FIG. 2 is a schematic plan view of the wafer processing unit 1.
The wafer processing unit 1 is an apparatus for forming a copper thin film on the surface of the wafer W by plating, and then etching the peripheral portion of the wafer W to clean the entire surface of the wafer W.
[0036]
A wafer carry-in / carry-out unit 19 is arranged along the linear first transfer path 14 along the horizontal direction. A plurality of (four in this embodiment) cassette stages 16 on which one cassette C capable of accommodating wafers W can be placed in the wafer carry-in / out unit 19, respectively. 14 are arranged.
A dummy wafer D is accommodated in place of the wafer W in the cassette Cd placed on one end side of the wafer carry-in / out part 19, and a wafer W as a processing target substrate is accommodated in the other three cassettes Cw. Has been. In the wafer processing unit 1, four or more dummy wafers D are provided, and the cassette Cd can store all of these dummy wafers D.
[0037]
The wafer W has a substantially circular shape. For example, the wafer W has many fine holes or grooves on the processing surface of a substrate made of silicon, and a barrier layer and a seed layer are formed thereon. Can do. The dummy wafer D has substantially the same shape and dimensions as the wafer W, and is made of, for example, silicon. A conductive film is formed on one surface of the dummy wafer D by plating. The dummy wafer D may be made of a semiconductor other than silicon, glass, ceramic, metal, resin, or the like.
[0038]
  The conductive film has conductivity and functions as a seed layer at the time of plating, and an etching solution for etching copper (for example, sulfuric acid,ExcessiveEtching resistance to hydrogen oxide water and a mixed solution of water). The conductive film can be made of, for example, gold (Au) or platinum (Pt).
  A linear second transport path 15 is provided along a horizontal direction orthogonal to the first transport path 14. In this embodiment, the second transport path 15 extends from a substantially intermediate position of the first transport path 14. On one side of the second conveyance path 15, a plating processing unit 12 including four plating processing units 20 a to 20 d arranged along the second conveyance path 15 is disposed. Therefore, the wafer processing unit 1 is provided with the same number of dummy wafers D as the number of the plating processing units 20a to 20d.
[0039]
Each of the plating units 20a to 20d can perform copper plating on the surface of the wafer W or the dummy wafer D. The dummy wafer D is for performing the plating process by the plating units 20a to 20d when the plating process for the wafer W is not performed.

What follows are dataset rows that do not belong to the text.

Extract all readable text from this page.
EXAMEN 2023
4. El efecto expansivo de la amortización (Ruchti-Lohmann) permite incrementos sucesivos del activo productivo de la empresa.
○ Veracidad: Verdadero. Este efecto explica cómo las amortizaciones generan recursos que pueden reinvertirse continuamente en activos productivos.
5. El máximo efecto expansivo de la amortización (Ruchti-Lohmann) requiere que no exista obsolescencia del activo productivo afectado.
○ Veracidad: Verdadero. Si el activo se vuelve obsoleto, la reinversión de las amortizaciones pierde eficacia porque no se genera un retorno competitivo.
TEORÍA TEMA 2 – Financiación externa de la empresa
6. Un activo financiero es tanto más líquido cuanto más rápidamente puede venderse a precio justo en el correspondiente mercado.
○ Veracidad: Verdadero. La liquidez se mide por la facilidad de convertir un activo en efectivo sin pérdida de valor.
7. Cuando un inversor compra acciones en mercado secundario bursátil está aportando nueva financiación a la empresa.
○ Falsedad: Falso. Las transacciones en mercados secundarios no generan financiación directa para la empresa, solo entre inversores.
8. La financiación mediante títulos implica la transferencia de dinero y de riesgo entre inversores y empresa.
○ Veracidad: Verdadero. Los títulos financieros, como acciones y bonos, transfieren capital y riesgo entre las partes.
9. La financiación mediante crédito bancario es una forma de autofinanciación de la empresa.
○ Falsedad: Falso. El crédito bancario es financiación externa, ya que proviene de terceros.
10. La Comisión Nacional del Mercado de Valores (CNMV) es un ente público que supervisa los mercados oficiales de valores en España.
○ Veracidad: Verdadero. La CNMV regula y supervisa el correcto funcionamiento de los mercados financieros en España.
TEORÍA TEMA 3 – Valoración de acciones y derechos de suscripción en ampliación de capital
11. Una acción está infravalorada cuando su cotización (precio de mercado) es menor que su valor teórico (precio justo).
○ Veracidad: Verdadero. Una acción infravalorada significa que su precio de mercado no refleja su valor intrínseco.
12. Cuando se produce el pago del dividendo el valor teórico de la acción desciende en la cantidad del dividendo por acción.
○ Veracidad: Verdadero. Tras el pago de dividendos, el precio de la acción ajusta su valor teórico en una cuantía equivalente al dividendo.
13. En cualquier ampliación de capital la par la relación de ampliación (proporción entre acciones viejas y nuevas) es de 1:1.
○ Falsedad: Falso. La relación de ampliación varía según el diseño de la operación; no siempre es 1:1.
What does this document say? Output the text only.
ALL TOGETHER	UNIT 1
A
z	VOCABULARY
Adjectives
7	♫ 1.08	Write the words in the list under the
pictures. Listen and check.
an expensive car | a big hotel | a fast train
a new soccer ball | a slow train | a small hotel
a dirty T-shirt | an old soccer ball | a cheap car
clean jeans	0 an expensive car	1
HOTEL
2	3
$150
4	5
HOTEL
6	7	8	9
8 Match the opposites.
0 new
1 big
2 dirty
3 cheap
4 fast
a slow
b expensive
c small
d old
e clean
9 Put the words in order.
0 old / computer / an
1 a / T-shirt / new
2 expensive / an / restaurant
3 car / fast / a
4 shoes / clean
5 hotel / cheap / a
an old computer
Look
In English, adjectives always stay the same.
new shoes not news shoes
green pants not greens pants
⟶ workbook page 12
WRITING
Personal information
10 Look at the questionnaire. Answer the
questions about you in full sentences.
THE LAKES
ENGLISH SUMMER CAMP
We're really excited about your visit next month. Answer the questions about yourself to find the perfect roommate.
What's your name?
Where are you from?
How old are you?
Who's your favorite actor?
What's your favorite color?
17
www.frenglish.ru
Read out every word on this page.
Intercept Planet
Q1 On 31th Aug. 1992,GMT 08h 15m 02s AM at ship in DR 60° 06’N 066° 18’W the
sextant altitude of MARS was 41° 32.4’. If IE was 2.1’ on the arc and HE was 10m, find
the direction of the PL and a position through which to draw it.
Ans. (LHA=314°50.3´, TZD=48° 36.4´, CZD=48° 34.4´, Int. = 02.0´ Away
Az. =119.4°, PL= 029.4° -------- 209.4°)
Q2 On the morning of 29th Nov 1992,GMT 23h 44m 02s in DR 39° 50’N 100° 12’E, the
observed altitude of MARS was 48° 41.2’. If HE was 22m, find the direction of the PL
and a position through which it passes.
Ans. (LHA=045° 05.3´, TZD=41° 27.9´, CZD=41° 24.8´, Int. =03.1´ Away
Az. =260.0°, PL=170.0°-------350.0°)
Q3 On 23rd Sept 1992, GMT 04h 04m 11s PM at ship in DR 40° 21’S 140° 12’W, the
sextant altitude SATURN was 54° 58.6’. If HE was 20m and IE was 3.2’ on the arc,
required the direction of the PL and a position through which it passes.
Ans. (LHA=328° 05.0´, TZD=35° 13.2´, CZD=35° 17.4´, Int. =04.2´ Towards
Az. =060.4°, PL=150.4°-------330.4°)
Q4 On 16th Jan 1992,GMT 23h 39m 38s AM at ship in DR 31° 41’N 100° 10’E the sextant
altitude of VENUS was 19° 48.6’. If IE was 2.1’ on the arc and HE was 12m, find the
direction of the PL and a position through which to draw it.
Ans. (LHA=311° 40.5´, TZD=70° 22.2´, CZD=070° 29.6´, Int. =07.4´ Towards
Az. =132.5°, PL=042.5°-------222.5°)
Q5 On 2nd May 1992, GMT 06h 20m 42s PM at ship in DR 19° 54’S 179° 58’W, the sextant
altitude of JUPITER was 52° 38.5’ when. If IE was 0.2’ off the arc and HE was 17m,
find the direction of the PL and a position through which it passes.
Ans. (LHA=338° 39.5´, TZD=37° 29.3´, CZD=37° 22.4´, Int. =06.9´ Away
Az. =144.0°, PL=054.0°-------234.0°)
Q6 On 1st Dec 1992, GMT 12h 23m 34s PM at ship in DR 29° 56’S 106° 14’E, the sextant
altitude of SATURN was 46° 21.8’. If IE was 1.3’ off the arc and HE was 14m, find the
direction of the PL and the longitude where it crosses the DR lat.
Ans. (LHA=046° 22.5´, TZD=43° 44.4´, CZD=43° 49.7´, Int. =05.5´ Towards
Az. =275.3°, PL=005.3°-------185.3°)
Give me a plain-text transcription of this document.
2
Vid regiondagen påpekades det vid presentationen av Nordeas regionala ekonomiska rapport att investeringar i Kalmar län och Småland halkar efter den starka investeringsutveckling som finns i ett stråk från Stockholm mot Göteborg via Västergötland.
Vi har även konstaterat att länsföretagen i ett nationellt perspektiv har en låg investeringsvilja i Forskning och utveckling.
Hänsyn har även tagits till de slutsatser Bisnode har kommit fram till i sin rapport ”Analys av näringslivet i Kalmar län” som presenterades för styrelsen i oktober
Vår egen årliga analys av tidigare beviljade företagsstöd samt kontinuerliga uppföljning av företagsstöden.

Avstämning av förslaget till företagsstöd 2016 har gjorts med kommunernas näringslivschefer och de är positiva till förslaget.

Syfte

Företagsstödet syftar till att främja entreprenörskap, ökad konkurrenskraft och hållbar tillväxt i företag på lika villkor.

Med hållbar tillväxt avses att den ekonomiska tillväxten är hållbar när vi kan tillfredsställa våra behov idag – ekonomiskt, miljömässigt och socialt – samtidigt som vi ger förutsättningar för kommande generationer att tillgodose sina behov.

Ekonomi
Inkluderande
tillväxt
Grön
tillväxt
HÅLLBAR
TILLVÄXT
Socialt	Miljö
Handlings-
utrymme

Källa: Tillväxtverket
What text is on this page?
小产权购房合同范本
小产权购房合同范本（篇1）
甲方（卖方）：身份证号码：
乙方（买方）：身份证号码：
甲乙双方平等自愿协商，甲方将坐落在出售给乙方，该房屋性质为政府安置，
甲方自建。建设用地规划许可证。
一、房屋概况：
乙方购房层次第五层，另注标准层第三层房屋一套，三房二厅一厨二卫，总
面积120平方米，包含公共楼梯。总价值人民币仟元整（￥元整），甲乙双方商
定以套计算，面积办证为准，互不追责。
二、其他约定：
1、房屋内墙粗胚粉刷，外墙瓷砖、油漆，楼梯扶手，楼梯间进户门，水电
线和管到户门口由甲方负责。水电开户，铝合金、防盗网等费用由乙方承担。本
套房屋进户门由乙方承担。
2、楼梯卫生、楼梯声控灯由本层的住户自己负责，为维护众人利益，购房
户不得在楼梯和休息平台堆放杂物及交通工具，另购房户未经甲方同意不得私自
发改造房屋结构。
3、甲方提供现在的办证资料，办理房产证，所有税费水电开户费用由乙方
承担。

Further, on the other side of the second transport path 15, a post-processing unit 13 including two bevel etching units 21a and 21b and two cleaning units 22a and 22b arranged along the second transport path 15 is provided. Has been placed. The bevel etching units 21a and 21b can perform an etching process on the peripheral edge portion of the wafer W, and can remove a copper film formed on one surface of the dummy wafer D over the entire surface by plating. The cleaning units 22a and 22b can clean both surfaces of the wafer W.
[0040]
The first transport path 14 and the second transport path 15 form a T-shaped transport path, and one transport robot TR is disposed on the T-shaped transport path. The transport robot TR includes a transport guide rail 17 disposed along the second transport path 15 and a robot body 18 that can move along the transport guide rail 17. The operation of the transport robot TR is controlled by the transport controller 29.
The robot body 18 can transfer the wafer W along the first transfer path 14 and can transfer the wafer W along the second transfer path 15. Therefore, the robot body 18 can access the cassette C placed on the cassette stage 16 to load and unload the wafer W, and also includes plating units 20a to 20d, bevel etching units 21a and 21b, and a cleaning unit 22a. , 22b and the wafer W can be taken in and out.
[0041]
The basic transfer path and processing procedure for the wafer W are as follows. First, an unprocessed wafer W is unloaded from the cassette Cw by the robot body 18, transported to any one of the plating units 20a to 20d, and loaded into the plating units 20a to 20d, where the plating process is performed. Is done. Next, the plated wafer W is unloaded from the plating units 20a to 20d by the robot body 18, and is loaded into one of the bevel etching units 21a and 21b, where the bevel etching process is performed.
[0042]
Subsequently, the bevel-etched wafer W is unloaded from the bevel-etching units 21a and 21b by the robot body 18, transferred along the second transfer path 15, and transferred into one of the cleaning units 22a and 22b. A cleaning process is performed.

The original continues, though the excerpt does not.